Afmadow resident Hussein Osman Roble said warplanes were swooping low in the skies above the rebel stronghold but that there were no signs yet of Somali or Kenyan troops on the outskirts of the town.
"Most residents have been fleeing since yesterday towards Dhobley," Roble told Reuters by telephone from inside Afmadow, referring to the border area now cleared of militants according to Kenyan military sources.
It was not immediately clear how far Kenyan and Somali forces were from Afmadow. They had been reported passing through Qoqani, about 30 km to the west, on Monday. One pro-government militia commander said late on Monday he was 7 km from the town.
Kenya launched an offensive with Somali forces on Sunday in a high-stakes bid to secure its porous border with its anarchic neighbour after a wave of kidnappings by gunmen thought to be linked to the rebels.
Al Shabaab threatened to take the "flames of war" back across the frontier if Kenya did not withdraw its troops.
The militants denied they were behind the abduction of four foreigners in three separate incidents along the Kenyan coast and a refugee camp in the past few weeks and said the kidnappings were being used as a pretext for the incursion.

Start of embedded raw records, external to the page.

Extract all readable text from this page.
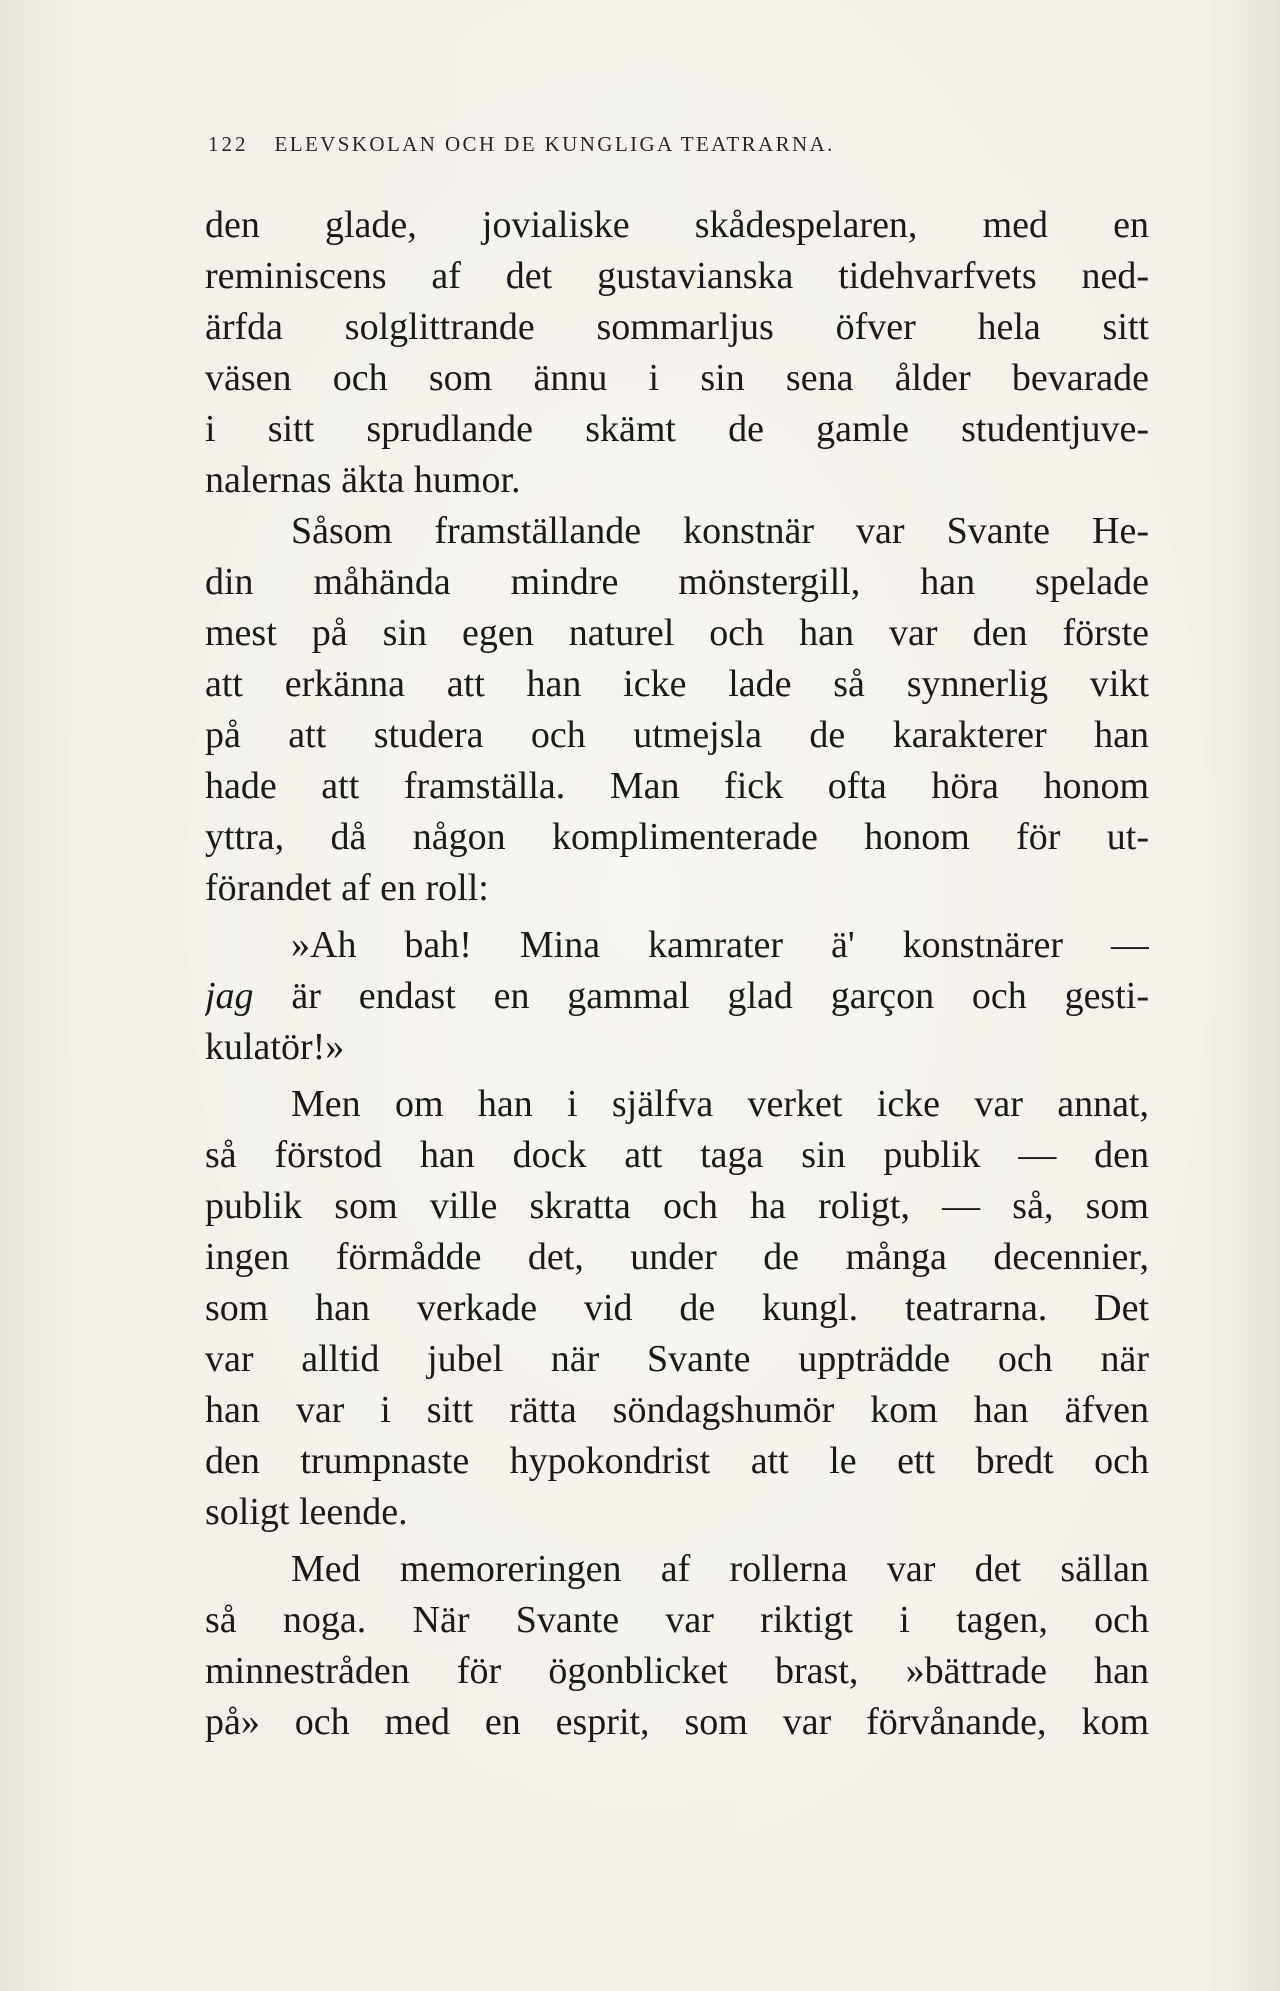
122 ELEVSKOLAN OCH DE KUNGLIGA TEATRARNA.
den glade, jovialiske skådespelaren, med en
reminiscens af det gustavianska tidehvarfvets ned-
ärfda solglittrande sommarljus öfver hela sitt
väsen och som ännu i sin sena ålder bevarade
i sitt sprudlande skämt de gamle studentjuve-
nalernas äkta humor.
Såsom framställande konstnär var Svante He-
din måhända mindre mönstergill, han spelade
mest på sin egen naturel och han var den förste
att erkänna att han icke lade så synnerlig vikt
på att studera och utmejsla de karakterer han
hade att framställa. Man fick ofta höra honom
yttra, då någon komplimenterade honom för ut-
förandet af en roll:
»Ah bah! Mina kamrater ä' konstnärer —
jag är endast en gammal glad garçon och gesti-
kulatör!»
Men om han i själfva verket icke var annat,
så förstod han dock att taga sin publik — den
publik som ville skratta och ha roligt, — så, som
ingen förmådde det, under de många decennier,
som han verkade vid de kungl. teatrarna. Det
var alltid jubel när Svante uppträdde och när
han var i sitt rätta söndagshumör kom han äfven
den trumpnaste hypokondrist att le ett bredt och
soligt leende.
Med memoreringen af rollerna var det sällan
så noga. När Svante var riktigt i tagen, och
minnestråden för ögonblicket brast, »bättrade han
på» och med en esprit, som var förvånande, kom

Somalia's al Shabaab rebels said Kenyan forces were 100 km (62 miles) inside Somali territory. Residents in Afmadow had said the advance of ground forces would likely be slowed by heavy rains that had lashed the region.
"Jets have flown low over Afmadow, terrifying the residents, while al Shabaab is digging trenches and tunnels for defense inside and around Afmadow," Roble said.
The militants have scrambled columns of fighters and dozens of battle-wagons mounted with heavy machine guns as remaining residents braced for fierce clashes.
Residents in the rebel-controlled port city of Kismayu, the nerve centre of rebel operations in the south, said dozens of rebel trucks raced out of the coastal city on Monday.
A resident in Dhobley said the border town was calm overnight.
The Islamist militants, who have wrested control of much of Somalia from a weak internationally backed interim government and warlords, have threatened retaliatory attacks on Kenya.
East Africa's biggest economy has long looked nervously at its anarchic neighbour and its troops have made brief incursions into Somali territory in the past.
The latest operation is a major escalation in military involvement and risks dragging Kenya deeper into Somalia's two-decade civil.
Horn of Africa analysts said Kenya did not have the capacity or the will to "occupy" Somalia's border areas and would look to Somali forces and government allied militia to hold onto territory cleared of al Shabaab.